1.1474-1(d) of this chapter, the financial institution must file the
information required by the applicable forms and schedules on magnetic
media. Returns filed on magnetic media must be made in accordance with
applicable regulations, revenue procedures, publications, forms,
instructions and the IRS.gov Internet site. In prescribing regulations,
revenue procedures, publications, forms, and instructions, including
those on the IRS.gov Internet site, the Commissioner may direct the
type of magnetic media filing. See Sec. 601.601(d)(2) of this chapter.
(b) Waiver. The Commissioner may grant waivers from the
requirements of this section in cases of undue hardship. A request for
waiver must be made in accordance with applicable revenue procedures or
publications. The waiver also will be subject to the terms and
conditions regarding the method of filing as may be prescribed by the
Commissioner.
(c) Failure to file. If a financial institution fails to file a
Form 1042-S on magnetic media when required to do so by this section,
the financial institution is deemed to have failed to comply with the
information reporting requirements under section 6723 of the Internal
Revenue Code. See section 6724(c) for failure to meet magnetic media
requirements. In determining whether there is reasonable cause for
failure to file the return, Sec. 301.6651-1(c) and rules similar to
the rules in Sec. 301.6724-1(c)(3) (undue economic hardship related to
filing information returns on magnetic media) will apply.

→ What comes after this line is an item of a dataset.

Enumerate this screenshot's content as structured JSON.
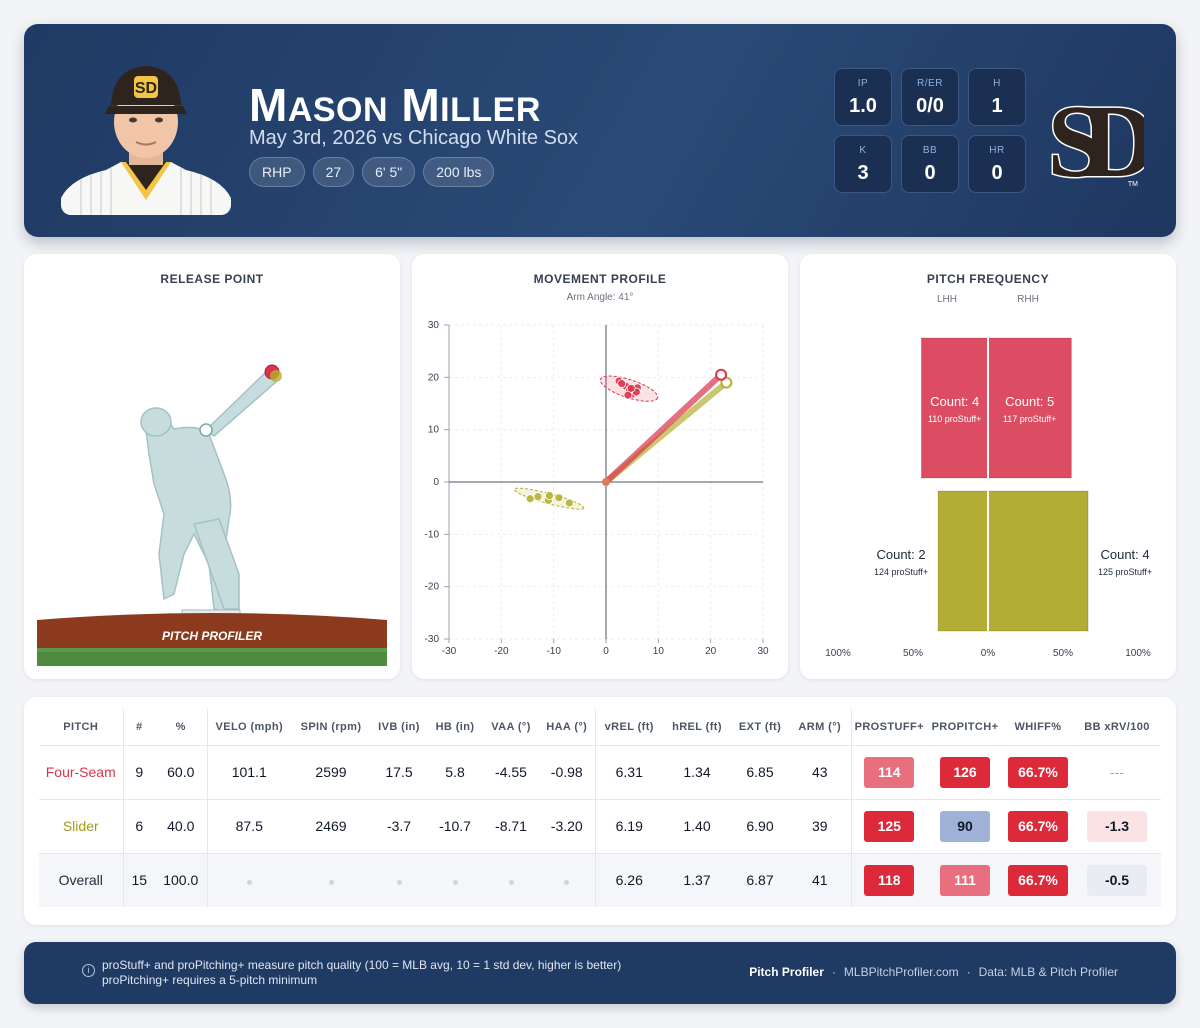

(d) Meaning of terms. The following definitions apply for purposes
of this section--
(1) Magnetic media. The term magnetic media means any magnetic
media permitted under applicable
[[Page 9109]]
regulations, revenue procedures, or publications. These generally
include magnetic tape, tape cartridge, and diskette, as well as other
media, such as electronic filing, specifically permitted under the
applicable regulations, procedures, publications, forms, or
instructions. See Sec. 601.601(d)(2) of this chapter.
(2) Financial institution. The term financial institution has the
meaning set forth in section 1471(d)(5) of the Internal Revenue Code
and the regulations thereunder.
(e) Effective/applicability date. This section applies to any Form
1042-S filed with respect to taxable years ending after December 31,
2013.
Steven T. Miller,
Deputy Commissioner for Services and Enforcement.